Facebook Will Start Making Its Own AI Chips To Stop Violent Livestreams

The network wants to eliminate the delay between when a violent livestream begins and when the system takes it down.

5. 31. 18 by Dan Robitzski
Redd Angelo/Victor Tangermann

When you give people a channel to send out live videos, some will use it to broadcast the most horrendous, disgusting things imaginable. Facebook has learned this first hand; the site has become infamous for livestreams of violent acts, murder, and even suicide.

To keep these kinds of violent videos off the platform, Facebook introduced systems, both AI systems and human moderators, to scan for violent broadcasts and take them down. Gradually, the company has relied more heavily on its AI moderators.

Facebook, along with other online platforms, has been developing these violence-flagging algorithms for a while. But now Facebook has plans to develop its own AI hardware — a chip that hosts the AI. The biggest advantage of a chip? They require much less computing power, which would lead to much faster algorithms, according to Bloomberg.

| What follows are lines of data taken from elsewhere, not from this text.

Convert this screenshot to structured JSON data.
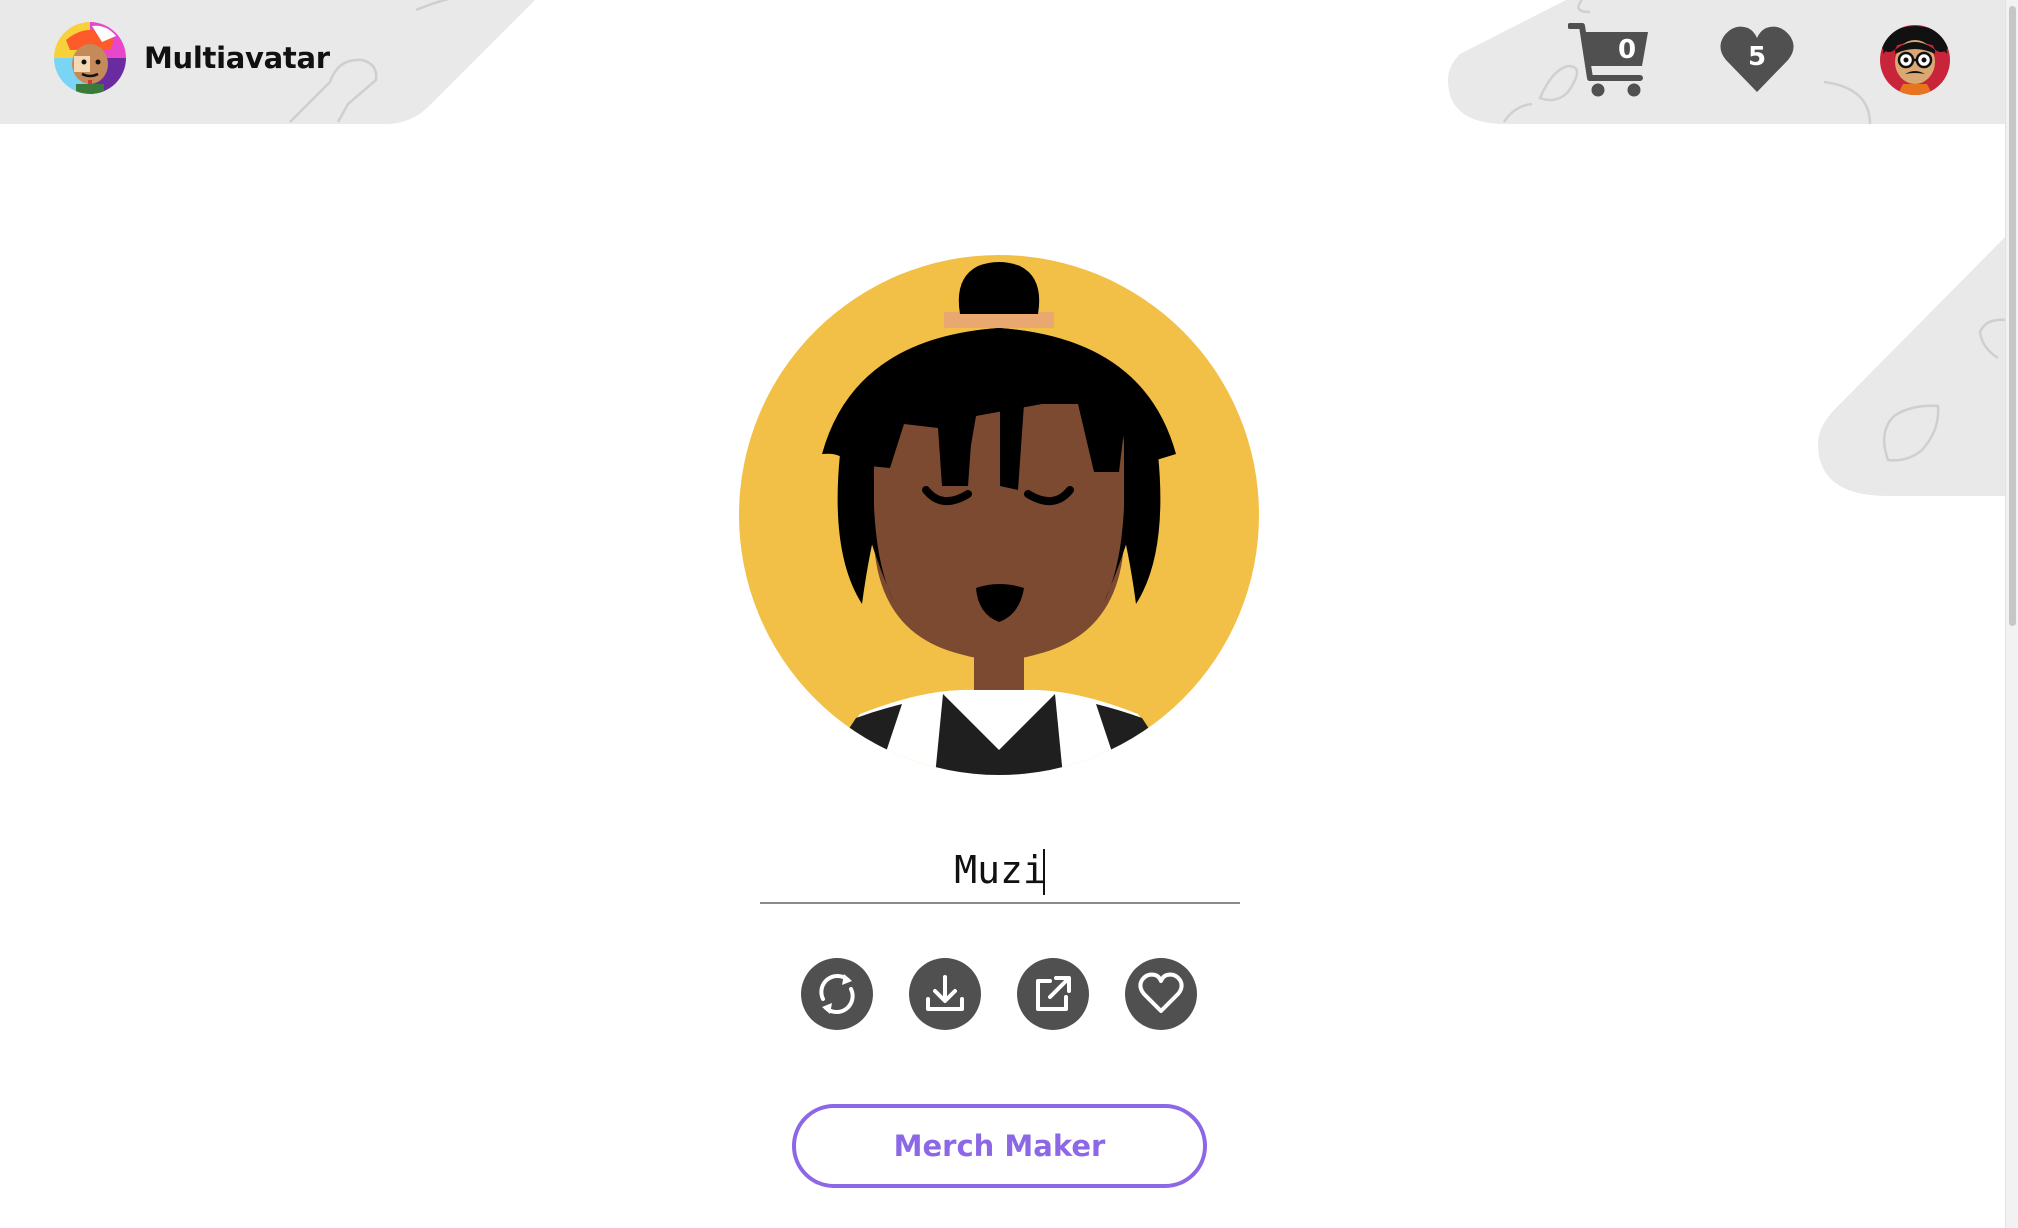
{
  "header": {
    "logo_title": "Multiavatar",
    "cart_count": "0",
    "favorites_count": "5"
  },
  "avatar_name_input": {
    "value": "Muzi"
  },
  "actions": [
    {
      "icon": "refresh-icon"
    },
    {
      "icon": "download-icon"
    },
    {
      "icon": "share-icon"
    },
    {
      "icon": "heart-icon"
    }
  ],
  "merch_button_label": "Merch Maker",
  "colors": {
    "header_shape": "#e9e9e9",
    "icon_gray": "#505050",
    "accent_purple": "#8c67e6",
    "avatar_background": "#f2c046",
    "skin": "#7b4a30",
    "hair": "#000000"
  }
}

As it is now, the AI filters can catch violent videos in about ten minutes on average, though sometimes they stay on the site for hours. Ideally, though, Facebook would like to take those livestreams down as they’re happening. There’s no telling whether a chip like this would get them to that goal, but it would almost definitely get them closer to it.

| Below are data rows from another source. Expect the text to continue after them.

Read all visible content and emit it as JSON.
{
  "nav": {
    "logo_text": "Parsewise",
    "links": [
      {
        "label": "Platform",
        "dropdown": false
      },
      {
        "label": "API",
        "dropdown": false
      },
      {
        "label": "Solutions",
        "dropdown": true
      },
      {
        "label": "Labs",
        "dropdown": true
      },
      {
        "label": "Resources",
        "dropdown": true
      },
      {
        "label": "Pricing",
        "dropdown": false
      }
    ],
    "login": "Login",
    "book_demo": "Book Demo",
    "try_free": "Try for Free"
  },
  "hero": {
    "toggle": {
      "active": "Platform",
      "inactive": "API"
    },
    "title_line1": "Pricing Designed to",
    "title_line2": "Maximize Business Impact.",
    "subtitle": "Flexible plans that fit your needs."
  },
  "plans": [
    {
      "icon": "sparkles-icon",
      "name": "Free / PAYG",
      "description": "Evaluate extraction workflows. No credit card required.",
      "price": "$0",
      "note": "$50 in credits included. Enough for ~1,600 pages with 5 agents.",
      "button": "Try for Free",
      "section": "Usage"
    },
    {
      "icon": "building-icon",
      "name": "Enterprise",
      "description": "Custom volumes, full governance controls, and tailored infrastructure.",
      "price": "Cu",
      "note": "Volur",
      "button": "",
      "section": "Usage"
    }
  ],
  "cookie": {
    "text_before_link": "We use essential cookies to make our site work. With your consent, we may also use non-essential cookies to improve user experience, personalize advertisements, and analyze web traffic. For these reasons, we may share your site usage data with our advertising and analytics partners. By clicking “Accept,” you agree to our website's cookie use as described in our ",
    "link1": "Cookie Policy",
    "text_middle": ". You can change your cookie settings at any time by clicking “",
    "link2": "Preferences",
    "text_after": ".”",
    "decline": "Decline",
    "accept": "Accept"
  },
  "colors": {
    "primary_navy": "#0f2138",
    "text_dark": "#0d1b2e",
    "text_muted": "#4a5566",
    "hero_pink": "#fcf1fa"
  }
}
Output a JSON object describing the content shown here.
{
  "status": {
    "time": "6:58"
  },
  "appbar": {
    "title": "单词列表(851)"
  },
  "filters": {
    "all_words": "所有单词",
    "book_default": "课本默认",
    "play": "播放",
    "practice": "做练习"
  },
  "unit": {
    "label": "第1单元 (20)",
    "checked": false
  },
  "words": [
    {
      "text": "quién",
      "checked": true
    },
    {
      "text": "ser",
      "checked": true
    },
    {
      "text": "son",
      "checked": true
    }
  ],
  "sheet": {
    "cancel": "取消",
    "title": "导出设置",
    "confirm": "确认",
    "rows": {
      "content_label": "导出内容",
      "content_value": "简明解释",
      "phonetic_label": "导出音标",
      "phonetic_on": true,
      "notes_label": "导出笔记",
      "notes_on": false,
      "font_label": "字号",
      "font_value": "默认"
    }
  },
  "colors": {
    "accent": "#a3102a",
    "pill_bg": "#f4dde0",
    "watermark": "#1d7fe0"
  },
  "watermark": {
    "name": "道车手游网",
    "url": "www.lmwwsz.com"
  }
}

This seems like a good investment for a company that projects a more-or-less wholesome, family-friendly social network. And if their video-catching tools do drastically improve how quickly videos of suicides and murders are flagged, some of those violent acts may not even happen since the perpetrators wouldn’t have an audience. That’s the same logic that stops the media from glorifying serial killers.

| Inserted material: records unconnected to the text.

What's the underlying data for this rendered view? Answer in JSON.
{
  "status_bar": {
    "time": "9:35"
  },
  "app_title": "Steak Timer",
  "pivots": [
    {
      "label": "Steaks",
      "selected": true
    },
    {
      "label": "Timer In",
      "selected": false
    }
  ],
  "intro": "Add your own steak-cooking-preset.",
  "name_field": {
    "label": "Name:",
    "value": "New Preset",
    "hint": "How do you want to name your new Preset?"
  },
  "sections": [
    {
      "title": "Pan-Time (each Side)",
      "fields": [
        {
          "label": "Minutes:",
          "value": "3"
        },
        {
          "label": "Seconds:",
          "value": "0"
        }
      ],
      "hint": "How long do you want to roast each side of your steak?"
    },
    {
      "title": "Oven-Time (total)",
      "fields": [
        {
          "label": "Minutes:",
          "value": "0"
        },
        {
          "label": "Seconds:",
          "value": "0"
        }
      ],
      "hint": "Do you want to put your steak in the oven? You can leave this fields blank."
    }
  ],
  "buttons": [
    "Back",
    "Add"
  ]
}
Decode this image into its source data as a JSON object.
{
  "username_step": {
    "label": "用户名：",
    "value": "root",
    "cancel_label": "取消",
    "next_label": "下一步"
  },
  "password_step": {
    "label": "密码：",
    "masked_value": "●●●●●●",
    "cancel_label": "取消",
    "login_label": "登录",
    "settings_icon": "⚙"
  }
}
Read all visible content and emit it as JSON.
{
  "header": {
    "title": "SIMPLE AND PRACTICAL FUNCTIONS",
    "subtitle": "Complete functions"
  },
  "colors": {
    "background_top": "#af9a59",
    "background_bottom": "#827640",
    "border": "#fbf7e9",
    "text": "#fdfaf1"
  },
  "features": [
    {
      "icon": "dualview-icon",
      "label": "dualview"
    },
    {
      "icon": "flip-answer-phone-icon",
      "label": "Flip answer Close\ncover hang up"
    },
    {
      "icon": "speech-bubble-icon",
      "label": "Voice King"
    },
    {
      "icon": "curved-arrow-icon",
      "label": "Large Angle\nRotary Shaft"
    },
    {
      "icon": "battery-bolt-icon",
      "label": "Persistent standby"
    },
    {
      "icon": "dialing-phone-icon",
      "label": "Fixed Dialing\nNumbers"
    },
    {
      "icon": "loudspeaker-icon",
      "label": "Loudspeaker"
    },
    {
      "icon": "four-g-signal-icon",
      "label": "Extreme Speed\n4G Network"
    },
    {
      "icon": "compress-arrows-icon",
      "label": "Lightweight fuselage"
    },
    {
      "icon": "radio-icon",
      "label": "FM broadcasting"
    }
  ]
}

But what remains unclear is how Facebook will train its algorithm to either flag or permit violent videos posted by activists of bystanders to raise awareness of violent acts perpetrated by others. Like, say, to monitor police violence.

When Jeronimo Yanez, a then-police officer shot and killed Philando Castile in 2017, Castile’s girlfriend filmed the event on Facebook Live. Facebook couldn’t decide what to do with the footage, first deleting, then re-uploading it with graphic content warnings before ultimately removing it again. Facebook’s logic was that videos raising awareness of violence would be allowed, while those celebrating it would be deleted.

In theory, this means that watchdogs ought to be able to continue holding people accountable via Facebook Live, but its unclear that Facebook’s growing reliance on AI to flag violence will take into account the nuanced context for each violent video. So it’s possible that the company’s new filters could do away with violent broadcasts altogether, no matter their purpose.